After a bit of discussion about dates 3 of us landed on a day that suited us all for a trip out spearfishing. The preferred option was to take a 6m hardtop tinny from Omaha out to the Mokes but that was very weather dependent.
5:15am Sunday morning saw us loading the boat with gear and doing the drive to Omaha. We did a speed launch and were motoring out within 8 minutes of arriving at the ramp (parking is easy when you are early). After a little over an hour travelling around 20 – 25 knots we arrived at the Mokes, finished gearing up and the first person was in the water before 8:15am. The visibility at Maori Rocks was the best I had experienced for a while at a clear 15m in places. We spotted some pink maomao down deeper but I decided to leave them alone for a bit and swim into the current on the other side of the rocks. There were quite a few jack macs and koheru around as well as the obligatory schools of blue maomao along with a big school of kahawai that looked like they had had a hard night as quite a few of them were showing signs of being hassled by something bigger – many of them had exposed flesh and obviously roughed up parts. I saw quite a few big butterfish but was hanging out for kingfish to show up – sadly the only kingfish I saw at this spot was a close to 30kg model attached to my mates float as he swam past me back to the boat.

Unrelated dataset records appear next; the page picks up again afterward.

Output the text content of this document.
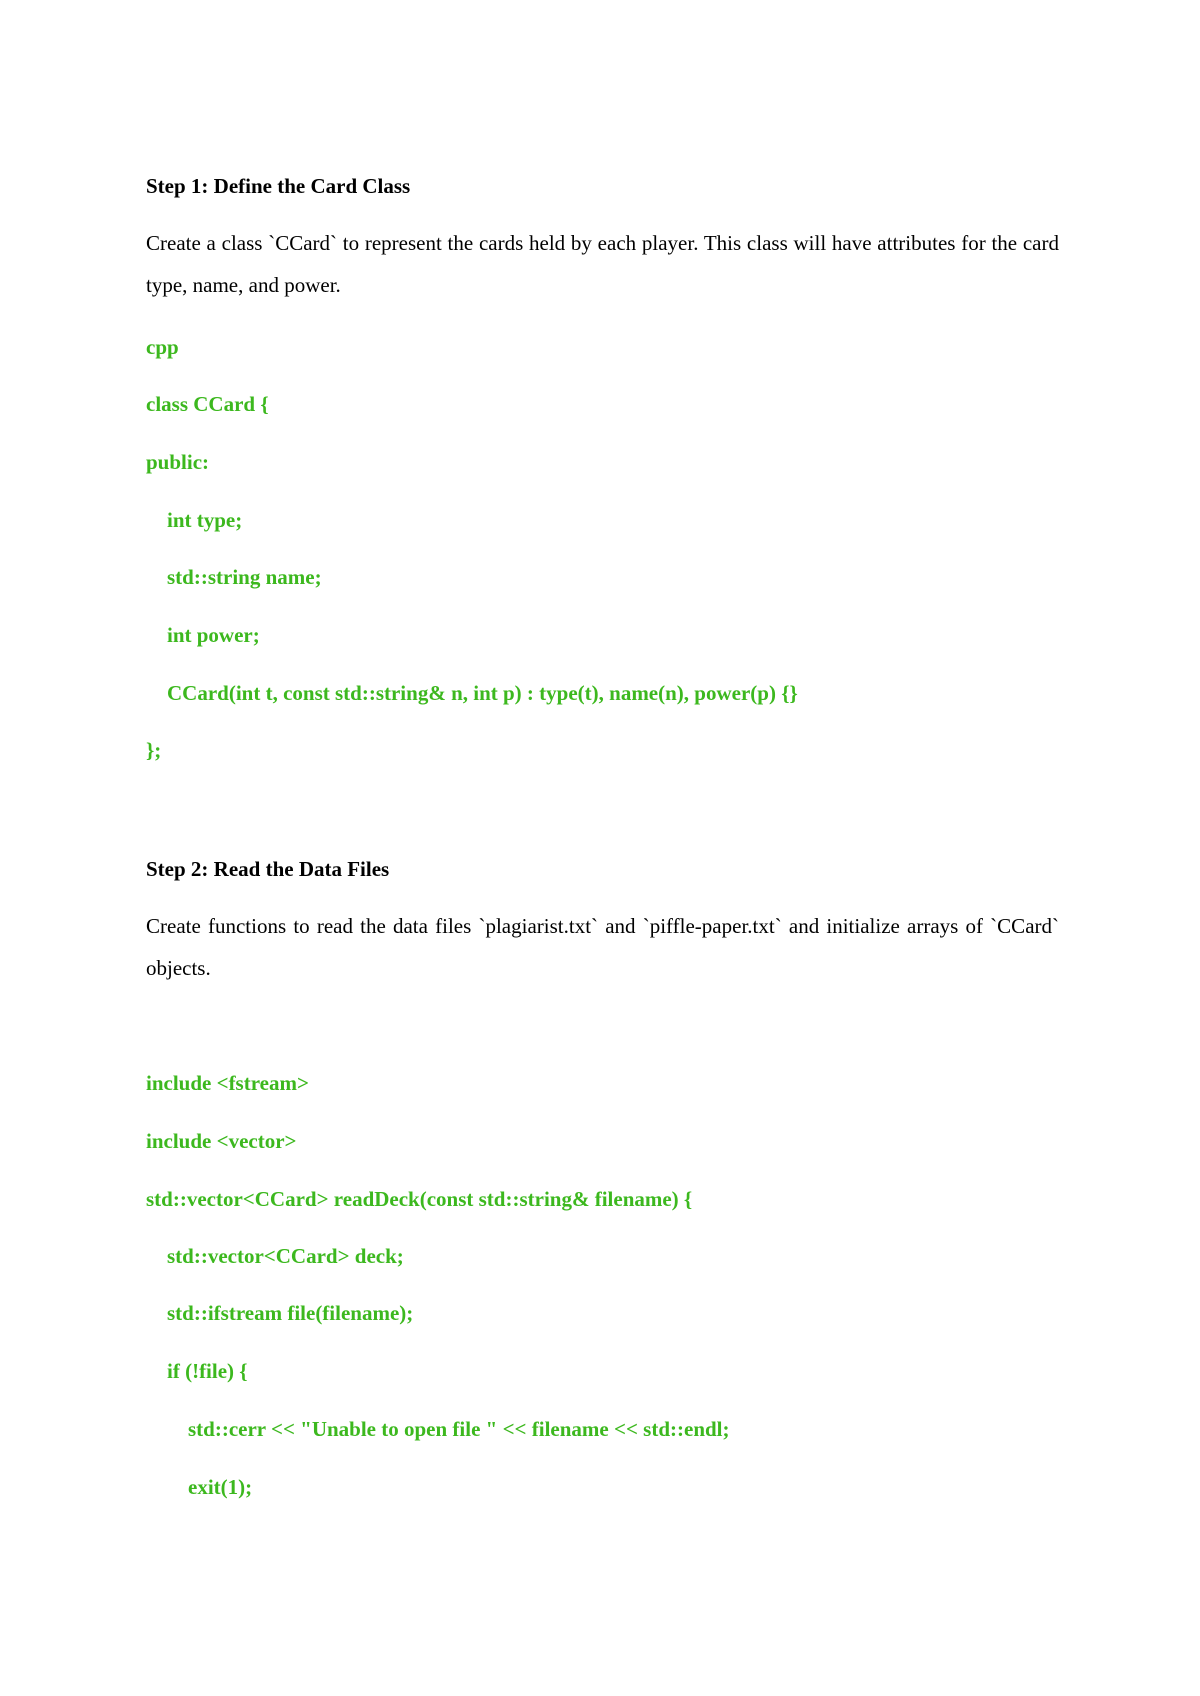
Step 1: Define the Card Class
Create a class `CCard` to represent the cards held by each player. This class will have attributes for the card type, name, and power.
cpp
class CCard {
public:
int type;
std::string name;
int power;
CCard(int t, const std::string& n, int p) : type(t), name(n), power(p) {}
};
Step 2: Read the Data Files
Create functions to read the data files `plagiarist.txt` and `piffle-paper.txt` and initialize arrays of `CCard` objects.
include <fstream>
include <vector>
std::vector<CCard> readDeck(const std::string& filename) {
std::vector<CCard> deck;
std::ifstream file(filename);
if (!file) {
std::cerr << "Unable to open file " << filename << std::endl;
exit(1);
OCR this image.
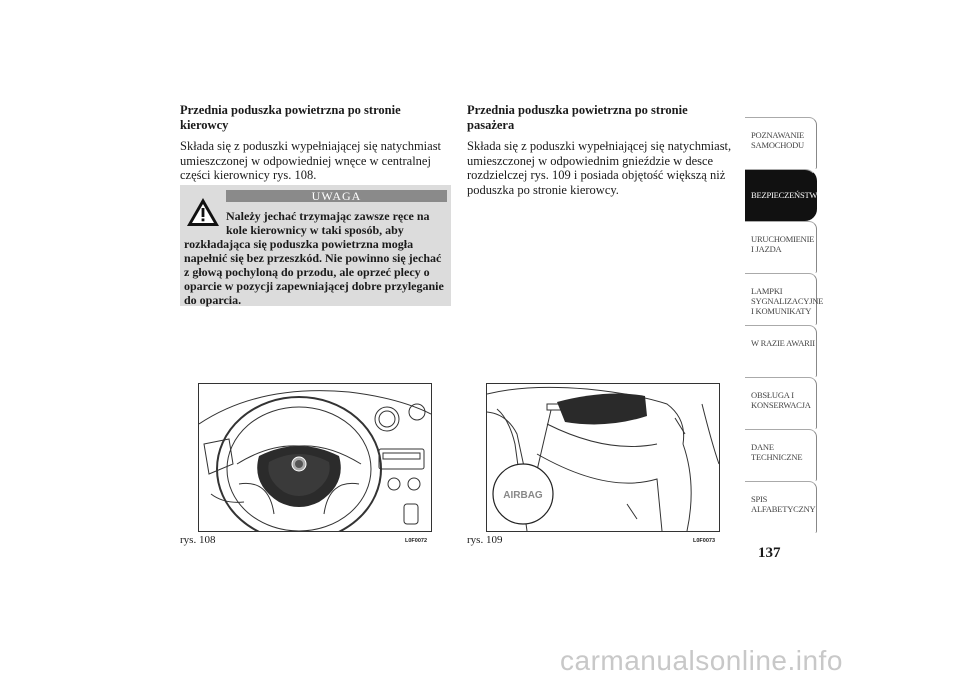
Przednia poduszka powietrzna po stronie kierowcy

Składa się z poduszki wypełniającej się natychmiast umieszczonej w odpowiedniej wnęce w centralnej części kierownicy rys. 108.

UWAGA
Należy jechać trzymając zawsze ręce na kole kierownicy w taki sposób, aby
rozkładająca się poduszka powietrzna mogła napełnić się bez przeszkód. Nie powinno się jechać z głową pochyloną do przodu, ale oprzeć plecy o oparcie w pozycji zapewniającej dobre przyleganie do oparcia.

Przednia poduszka powietrzna po stronie pasażera

Składa się z poduszki wypełniającej się natychmiast, umieszczonej w odpowiednim gnieździe w desce rozdzielczej rys. 109 i posiada objętość większą niż poduszka po stronie kierowcy.

rys. 108	L0F0072
AIRBAG
rys. 109	L0F0073
POZNAWANIE SAMOCHODU
BEZPIECZEŃSTWO
URUCHOMIENIE I JAZDA
LAMPKI SYGNALIZACYJNE I KOMUNIKATY
W RAZIE AWARII
OBSŁUGA I KONSERWACJA
DANE TECHNICZNE
SPIS ALFABETYCZNY
137
carmanualsonline.info
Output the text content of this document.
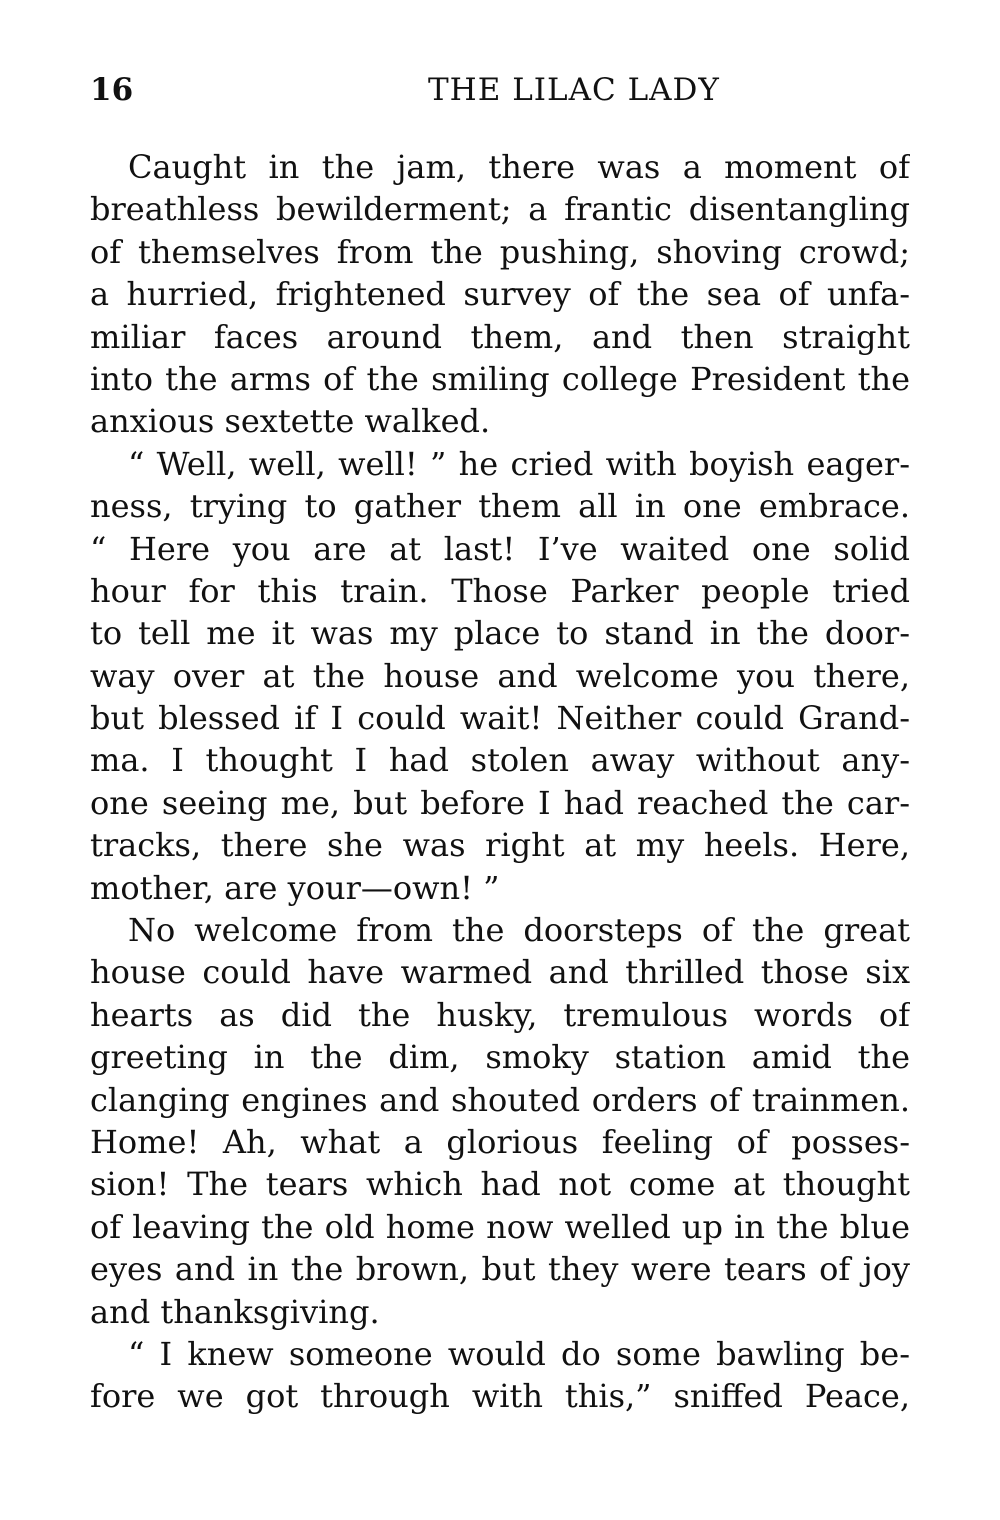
16	THE LILAC LADY
Caught in the jam, there was a moment of
breathless bewilderment; a frantic disentangling
of themselves from the pushing, shoving crowd;
a hurried, frightened survey of the sea of unfa-
miliar faces around them, and then straight
into the arms of the smiling college President the
anxious sextette walked.
“ Well, well, well! ” he cried with boyish eager-
ness, trying to gather them all in one embrace.
“ Here you are at last! I’ve waited one solid
hour for this train. Those Parker people tried
to tell me it was my place to stand in the door-
way over at the house and welcome you there,
but blessed if I could wait! Neither could Grand-
ma. I thought I had stolen away without any-
one seeing me, but before I had reached the car-
tracks, there she was right at my heels. Here,
mother, are your—own! ”
No welcome from the doorsteps of the great
house could have warmed and thrilled those six
hearts as did the husky, tremulous words of
greeting in the dim, smoky station amid the
clanging engines and shouted orders of trainmen.
Home! Ah, what a glorious feeling of posses-
sion! The tears which had not come at thought
of leaving the old home now welled up in the blue
eyes and in the brown, but they were tears of joy
and thanksgiving.
“ I knew someone would do some bawling be-
fore we got through with this,” sniffed Peace,
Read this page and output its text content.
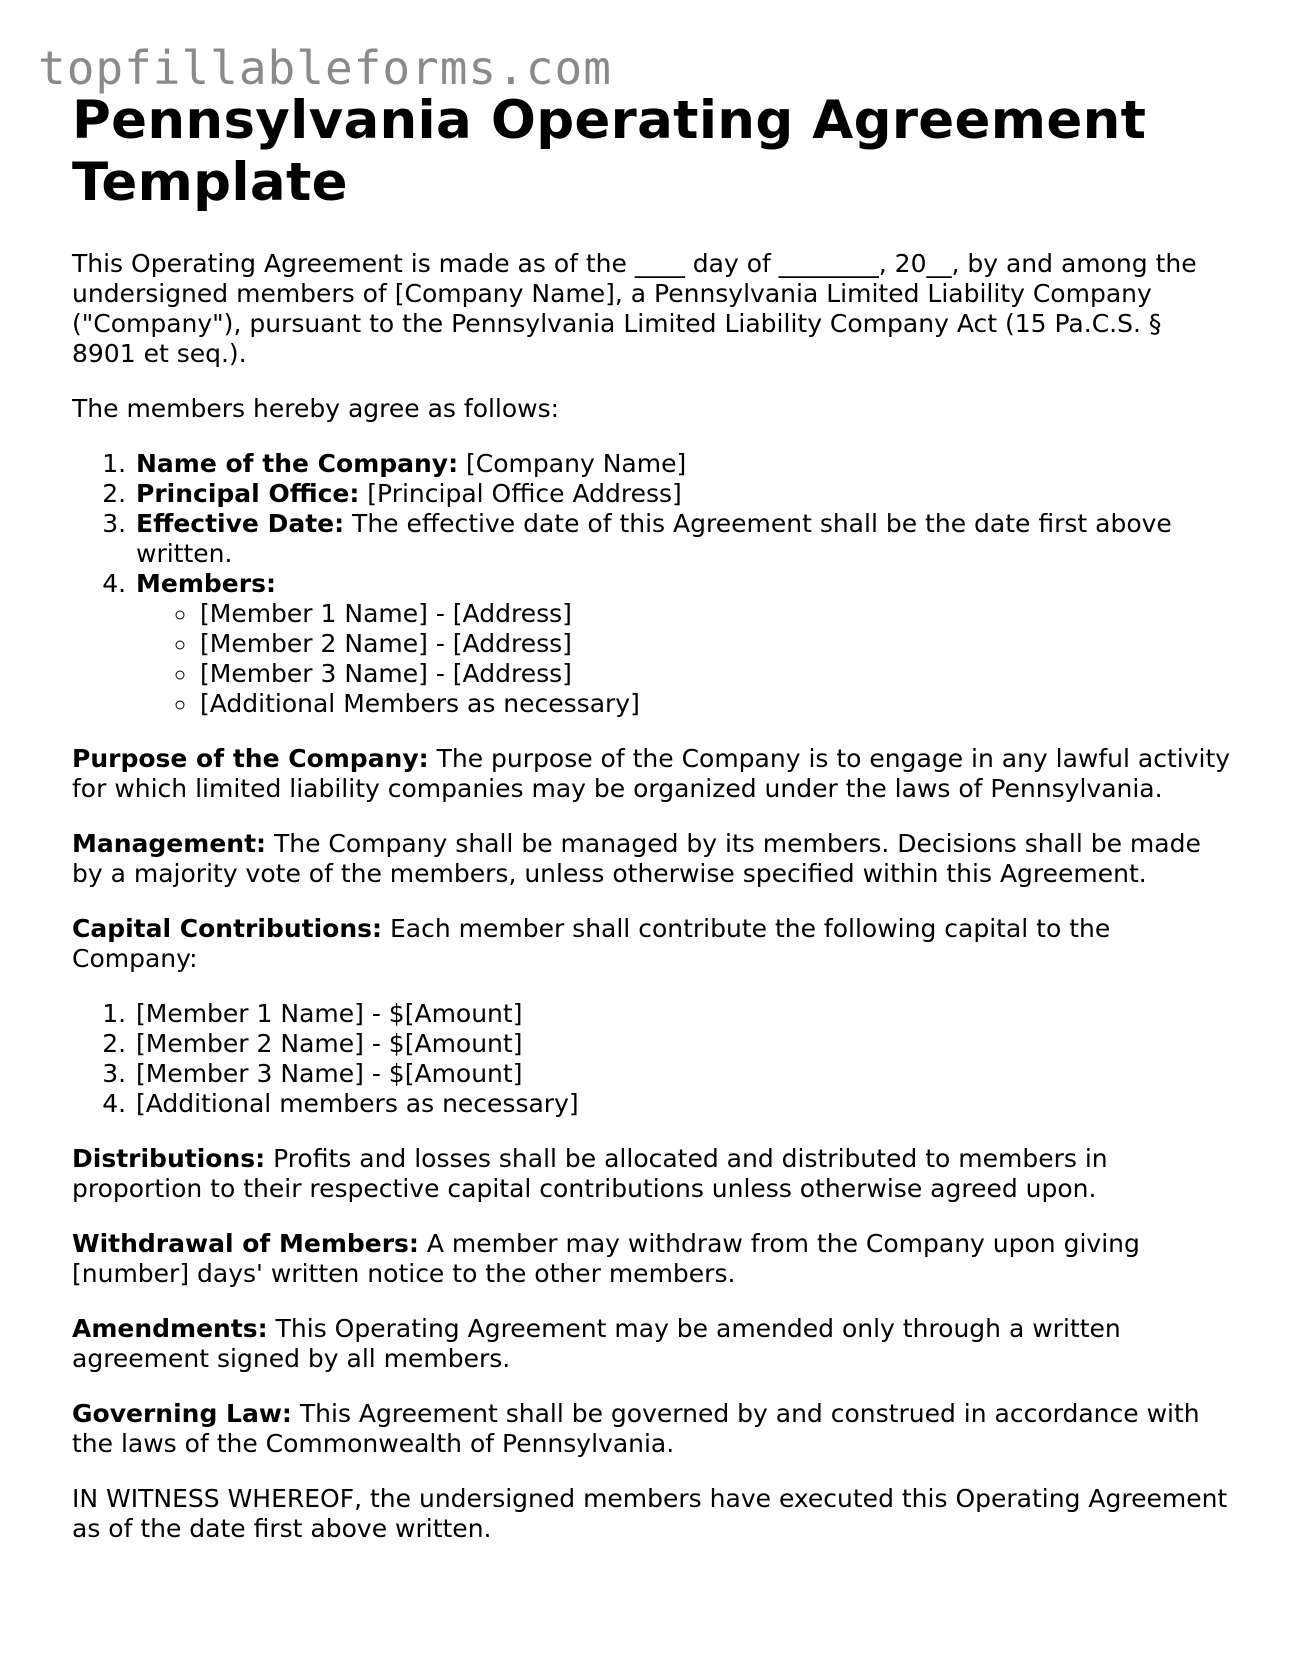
topfillableforms.com
Pennsylvania Operating Agreement Template

This Operating Agreement is made as of the ____ day of ________, 20__, by and among the undersigned members of [Company Name], a Pennsylvania Limited Liability Company ("Company"), pursuant to the Pennsylvania Limited Liability Company Act (15 Pa.C.S. § 8901 et seq.).

The members hereby agree as follows:

1. Name of the Company: [Company Name]
2. Principal Office: [Principal Office Address]
3. Effective Date: The effective date of this Agreement shall be the date first above written.
4. Members:
◦ [Member 1 Name] - [Address]
◦ [Member 2 Name] - [Address]
◦ [Member 3 Name] - [Address]
◦ [Additional Members as necessary]

Purpose of the Company: The purpose of the Company is to engage in any lawful activity for which limited liability companies may be organized under the laws of Pennsylvania.

Management: The Company shall be managed by its members. Decisions shall be made by a majority vote of the members, unless otherwise specified within this Agreement.

Capital Contributions: Each member shall contribute the following capital to the Company:

1. [Member 1 Name] - $[Amount]
2. [Member 2 Name] - $[Amount]
3. [Member 3 Name] - $[Amount]
4. [Additional members as necessary]

Distributions: Profits and losses shall be allocated and distributed to members in proportion to their respective capital contributions unless otherwise agreed upon.

Withdrawal of Members: A member may withdraw from the Company upon giving [number] days' written notice to the other members.

Amendments: This Operating Agreement may be amended only through a written agreement signed by all members.

Governing Law: This Agreement shall be governed by and construed in accordance with the laws of the Commonwealth of Pennsylvania.

IN WITNESS WHEREOF, the undersigned members have executed this Operating Agreement as of the date first above written.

After circling the rock and diving on the schools of kahawai and other fish I decided to head back to where we had seen the pink maomao. Once there I shot a couple – having to work a little hard and shoot them at 18m. Shortly after this we found a few in shallower (less than 10m).
For a while there I kept running into rays – long and short tail. It was quite interesting seeing the differences in behaviour between them. Once back on the boat we all commented on the scenic dive we had just had.
Next stop was a spot where there was a shallowish weedline. One of us went off to snoop snapper while the other two of us worked the weedline together. A couple of kingfish turned up to check us out so I shot one. My mate did the decent thing and helped me secure it by placing a second shot in the fish. He was having problems getting his spear out of the fish as the flopper kept engaging so he detached the shooting line from the gun planning on passing it through forwards. Meanwhile I managed to spin the shaft and get it out as we normally do then gutted and gilled the kingie on the spot to see what else came in. Then left my mate for a few minutes while I swam the kingie back to the boat.
Next part of the plan was for the two of us to split up and snoop snapper by ourselves. I came to a gut with the sun over my shoulder and some nice shadow on one side of it so I swam quietly in the shadow and watched as the gut dropped away deeper as I swam along. Then I spied the dark shape of a large moocher of a snapper below me. It was too close for me to be able to duck dive without it hearing and too deep for me to take a shot so I waited – hoping it would drift up within range. Slowly it waved its pectoral fins and drifted closer to the point that I thought it was in range. I slowly extended the gun and took the shot only to see the tip of the spear just penetrate the solid flesh behind the head but not pass through for the flopper to engage! The snapper pretty much looked at me and then swam off with a small piece of body modification to show its mates. I hadn’t dived in visibility as good as this for quite a while so had misjudged the distance!!! (and size).
Gutted I continued my swim and then met up with my mate. He was heading back to the boat as he had just lost his spear. He hadn’t reattached the shooting line to the gun after the kingfish episode earlier and had taken a shot at a fish only to see his shaft and shooting line fire off into the distance (an expensive mistake). After a bit more snooping we swam back to the boat and went to pick up number 3 – who had a reasonable snapper and kingfish on his float.
Final spot for the day was an area that none of us had dived before so we went our separate ways exploring. I managed to snoop a snapper – not a biggie at around 35cm or maybe a little bigger.
At this stage it was about 2:30pm and the wind was coming up a little so we decided to head home – which was a good decision as the wind was stronger than forecast with a good period of 15 knots with gusts heading to 20 at times onto the nose of the boat (the forecast had been for 10knots gusting 15 and a tail wind for our trip home). It was a bit of a bash and crash trip home. We moved the full fishbin forward to adjust the weight and had to hold on for a little over a 2 hr trip. Nothing too eventful happened on the way back in apart from seeing what I think was a Bryde's whale breach just off our port bow as we passed Little Barrier.
It was a great day with some beautiful dives and time with mates. The end fish tally was 4 kingfish, 2 snapper and a few pink maomao (between 3 of us). One of the kingfish was for a friend of mine who had been trying to catch a kingies most of the summer on a fishing line but he had been slowed down by a minor heart attack so I had said I would get one for him.